Never (never, never, never, never, never!) has there been so much piffle, drivel, waffle, kerfuffle as there has been over the last few weeks/days/hours about GDPR.
Never (never, never, never, never, never!) have my in-box and my spam bin been so full of communication from people, companies, businesses, suppliers, contractors, contacts ad infinitum who I don’t know, have never spoken to, have never heard of, have never signed up to receive information from, but who are now sad to see me go. And why? They want my permission to keep my details on their databases and to keep sending me their stuff which I don’t read anyway.
I thought now you had to opt in, and that if you maybe had ‘signed up’ at some time in the past then you had to ‘sign up’ again, but then some communications from really big important bodies who you think might know the rules (and probably do as they make them up) tell me that if I do nothing I will automatically stay on their database. I thought tacit consent was out, but it appears it’s in after all. And then others tell me I need to opt in. It’s a verisimilitudinous hokey cokey of shades of gray.
What about us? We’ve written privacy policies for clients (we now have one too). We have run email campaigns over the last month to tell our clients’ contacts why their data is important to them and on what basis it is being held (consent, contractual, legitimate interest etc). We have kept that Mailchimp monkey spinning, as have thousands of others. Where would we be without the chimp?
And I’m still not sure where it stops – or what it stops. Is having an address book with names an offence? No, but leaving it on the bus could be. Should I write to everyone on my Christmas card list telling them they are on my list for the purposes of receiving a Christmas card and if they no longer wish to receive one could they please let me know? Is that just the business list, or the personal list? What if someone is on both? Am I in breach of GDPR and in for a wrist-slapping for inadvertently not blind copying all the names of the cricket team when I next send out an e mail to tell them the game is off because the pitch is waterlogged (OK I don’t play cricket but it’s just an example to suit the season, and I wanted to continue the in/out theme).

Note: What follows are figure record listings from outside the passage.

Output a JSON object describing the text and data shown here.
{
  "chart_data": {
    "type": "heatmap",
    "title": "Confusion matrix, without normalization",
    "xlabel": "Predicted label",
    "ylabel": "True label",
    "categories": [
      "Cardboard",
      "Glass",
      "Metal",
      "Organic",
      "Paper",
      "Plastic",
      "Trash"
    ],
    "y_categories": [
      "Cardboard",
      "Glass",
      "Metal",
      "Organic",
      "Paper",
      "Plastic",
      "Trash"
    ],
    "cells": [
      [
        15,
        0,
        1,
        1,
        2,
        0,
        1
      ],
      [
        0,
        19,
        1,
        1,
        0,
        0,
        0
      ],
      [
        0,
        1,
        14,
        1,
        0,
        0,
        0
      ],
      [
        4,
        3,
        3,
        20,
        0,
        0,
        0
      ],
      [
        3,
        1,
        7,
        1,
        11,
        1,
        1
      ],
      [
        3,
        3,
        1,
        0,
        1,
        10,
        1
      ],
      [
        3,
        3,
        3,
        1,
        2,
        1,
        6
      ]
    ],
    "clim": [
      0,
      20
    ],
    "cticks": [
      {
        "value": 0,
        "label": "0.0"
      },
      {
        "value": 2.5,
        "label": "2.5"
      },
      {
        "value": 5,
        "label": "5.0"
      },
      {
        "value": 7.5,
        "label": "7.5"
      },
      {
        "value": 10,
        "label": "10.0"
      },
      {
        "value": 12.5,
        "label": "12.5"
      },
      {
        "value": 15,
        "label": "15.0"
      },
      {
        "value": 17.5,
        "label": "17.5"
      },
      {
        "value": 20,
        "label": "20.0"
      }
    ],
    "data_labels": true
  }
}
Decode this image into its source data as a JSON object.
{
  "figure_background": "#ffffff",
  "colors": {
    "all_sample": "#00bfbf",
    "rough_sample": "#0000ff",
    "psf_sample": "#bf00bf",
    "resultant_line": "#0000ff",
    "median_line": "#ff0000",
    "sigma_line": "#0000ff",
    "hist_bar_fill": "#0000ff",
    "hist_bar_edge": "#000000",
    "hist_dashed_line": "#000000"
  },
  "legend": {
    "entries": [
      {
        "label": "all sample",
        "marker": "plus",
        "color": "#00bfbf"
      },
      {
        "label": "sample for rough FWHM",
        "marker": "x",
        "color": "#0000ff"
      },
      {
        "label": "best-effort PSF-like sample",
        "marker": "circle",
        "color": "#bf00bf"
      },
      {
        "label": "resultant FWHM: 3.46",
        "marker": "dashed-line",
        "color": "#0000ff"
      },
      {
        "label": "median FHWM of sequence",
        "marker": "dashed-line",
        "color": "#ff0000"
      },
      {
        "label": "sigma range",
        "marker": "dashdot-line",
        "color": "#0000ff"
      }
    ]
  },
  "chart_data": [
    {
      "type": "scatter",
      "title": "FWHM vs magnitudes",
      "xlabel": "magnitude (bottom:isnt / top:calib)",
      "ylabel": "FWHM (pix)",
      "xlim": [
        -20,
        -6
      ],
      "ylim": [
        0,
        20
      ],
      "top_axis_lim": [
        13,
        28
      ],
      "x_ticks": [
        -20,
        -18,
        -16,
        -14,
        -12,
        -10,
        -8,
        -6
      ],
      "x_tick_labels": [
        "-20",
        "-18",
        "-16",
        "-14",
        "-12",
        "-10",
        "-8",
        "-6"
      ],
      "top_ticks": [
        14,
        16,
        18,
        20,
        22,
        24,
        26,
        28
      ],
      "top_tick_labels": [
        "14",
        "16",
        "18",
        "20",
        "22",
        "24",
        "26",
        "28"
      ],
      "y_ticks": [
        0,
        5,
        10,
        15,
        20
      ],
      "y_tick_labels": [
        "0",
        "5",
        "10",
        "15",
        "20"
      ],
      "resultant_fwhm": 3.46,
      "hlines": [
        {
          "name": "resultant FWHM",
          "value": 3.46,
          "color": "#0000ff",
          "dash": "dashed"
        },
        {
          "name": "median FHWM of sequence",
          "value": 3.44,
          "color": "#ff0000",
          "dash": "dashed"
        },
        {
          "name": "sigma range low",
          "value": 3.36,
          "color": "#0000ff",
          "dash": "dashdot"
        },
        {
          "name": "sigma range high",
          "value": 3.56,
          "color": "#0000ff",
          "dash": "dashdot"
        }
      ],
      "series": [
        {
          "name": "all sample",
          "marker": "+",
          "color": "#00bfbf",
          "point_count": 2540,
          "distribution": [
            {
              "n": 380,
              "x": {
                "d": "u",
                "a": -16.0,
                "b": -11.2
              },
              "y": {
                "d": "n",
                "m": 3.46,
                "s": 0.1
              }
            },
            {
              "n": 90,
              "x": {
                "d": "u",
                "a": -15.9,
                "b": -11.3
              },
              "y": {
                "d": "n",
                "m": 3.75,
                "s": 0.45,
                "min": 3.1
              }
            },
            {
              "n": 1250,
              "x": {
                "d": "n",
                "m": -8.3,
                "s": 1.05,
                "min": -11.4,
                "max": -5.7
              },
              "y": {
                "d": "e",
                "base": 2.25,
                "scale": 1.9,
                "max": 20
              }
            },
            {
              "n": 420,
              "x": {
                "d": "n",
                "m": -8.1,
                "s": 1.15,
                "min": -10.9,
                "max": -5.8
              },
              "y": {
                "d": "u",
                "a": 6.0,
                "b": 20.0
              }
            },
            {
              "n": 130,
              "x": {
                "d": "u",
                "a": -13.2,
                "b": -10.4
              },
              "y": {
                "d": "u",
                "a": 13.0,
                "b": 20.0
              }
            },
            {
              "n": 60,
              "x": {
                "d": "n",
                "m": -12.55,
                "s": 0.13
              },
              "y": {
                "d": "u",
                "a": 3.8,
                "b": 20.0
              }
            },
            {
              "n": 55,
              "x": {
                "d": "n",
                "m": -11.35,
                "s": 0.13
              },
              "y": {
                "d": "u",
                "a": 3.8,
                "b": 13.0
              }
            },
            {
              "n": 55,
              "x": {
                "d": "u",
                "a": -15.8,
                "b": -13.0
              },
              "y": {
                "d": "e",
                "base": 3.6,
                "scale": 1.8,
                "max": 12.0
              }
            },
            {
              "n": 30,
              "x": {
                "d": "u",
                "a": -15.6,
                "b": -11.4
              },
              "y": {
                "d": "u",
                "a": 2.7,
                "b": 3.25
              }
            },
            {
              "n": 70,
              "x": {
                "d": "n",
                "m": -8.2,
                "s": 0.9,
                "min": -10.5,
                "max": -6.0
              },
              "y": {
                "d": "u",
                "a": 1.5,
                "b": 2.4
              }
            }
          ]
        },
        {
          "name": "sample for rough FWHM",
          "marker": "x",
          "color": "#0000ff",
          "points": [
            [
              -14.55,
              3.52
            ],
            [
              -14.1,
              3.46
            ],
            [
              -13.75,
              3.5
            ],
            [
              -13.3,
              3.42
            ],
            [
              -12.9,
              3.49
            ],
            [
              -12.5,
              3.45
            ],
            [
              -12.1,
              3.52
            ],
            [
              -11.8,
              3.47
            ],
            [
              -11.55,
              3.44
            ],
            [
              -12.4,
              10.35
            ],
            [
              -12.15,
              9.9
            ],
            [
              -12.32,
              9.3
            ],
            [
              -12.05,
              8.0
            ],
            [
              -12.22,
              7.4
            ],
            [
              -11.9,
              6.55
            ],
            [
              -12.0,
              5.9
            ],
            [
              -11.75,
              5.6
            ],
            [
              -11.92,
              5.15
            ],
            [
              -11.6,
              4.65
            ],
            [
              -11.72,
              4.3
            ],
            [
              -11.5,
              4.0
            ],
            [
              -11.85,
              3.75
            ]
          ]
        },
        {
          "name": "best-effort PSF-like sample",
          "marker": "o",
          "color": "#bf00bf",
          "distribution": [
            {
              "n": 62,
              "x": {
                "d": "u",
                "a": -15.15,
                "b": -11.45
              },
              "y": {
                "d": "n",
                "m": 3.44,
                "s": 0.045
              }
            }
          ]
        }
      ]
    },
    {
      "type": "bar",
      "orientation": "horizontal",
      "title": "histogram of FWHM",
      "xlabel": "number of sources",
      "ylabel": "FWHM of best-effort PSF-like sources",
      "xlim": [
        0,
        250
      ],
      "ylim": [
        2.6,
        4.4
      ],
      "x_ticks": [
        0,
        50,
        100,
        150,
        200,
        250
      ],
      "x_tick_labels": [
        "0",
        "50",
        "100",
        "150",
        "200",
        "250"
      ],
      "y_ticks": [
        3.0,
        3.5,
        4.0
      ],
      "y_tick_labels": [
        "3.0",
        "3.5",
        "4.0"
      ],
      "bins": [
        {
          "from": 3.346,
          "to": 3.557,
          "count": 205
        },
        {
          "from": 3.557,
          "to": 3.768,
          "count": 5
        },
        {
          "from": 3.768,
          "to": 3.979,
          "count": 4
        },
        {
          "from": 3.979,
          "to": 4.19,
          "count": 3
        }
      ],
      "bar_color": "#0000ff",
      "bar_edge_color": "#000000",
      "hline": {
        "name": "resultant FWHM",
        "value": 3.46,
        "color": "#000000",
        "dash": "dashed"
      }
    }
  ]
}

No one seems to know the answers. To send media info to media do we need the consent of the recipient journalist? To send information to MPs/MSPs/MEPs (as we all should as they invented this dog’s dinner) do we need their consent? It doesn’t add up for me. If there is a name, or a list of names on a website published by whoever, then they know they are going to get mail, don’t they? Or are our members of Parliament suddenly going to say “I like what you send me, but I don’t like what you send me. Please desist – and remove my name from your list.” Although it will still be there for gazillions of people to see on the internet.
We once had a fax machine. We got rid of it long ago because we were paying for a phone line and rolls of fax paper so that people who we did not want to hear from could send us their miserable messages in the hope we would order something from them (like more fax paper).
Will GDPR stop my spam box (and my in-box) being clogged full of messages that I don’t want from people sending me fake invoices, to buy things I don’t want, to go on courses I don’t need, or enjoy the opportunity to hook up with them, having looked at their photos (oh yeah) because I might want a new ‘friend’ in Novorosisk? Or even to be GDPR compliant? Will those really irritating phone calls from people trying to buy our business, sell our business, sell us cheaper electricity, sell us cheaper telephone calls, sell us dodgy shares, sell us a water cooler, suddenly stop? Will the goddam GDPR have any effect on all that.? I doubt it.
And if it does, and I no longer have to pick up the phone to hear that silence, then background chatter, then a click, and then a voice says “I hope you having a nice day?” well heck, I’m going to be lonely.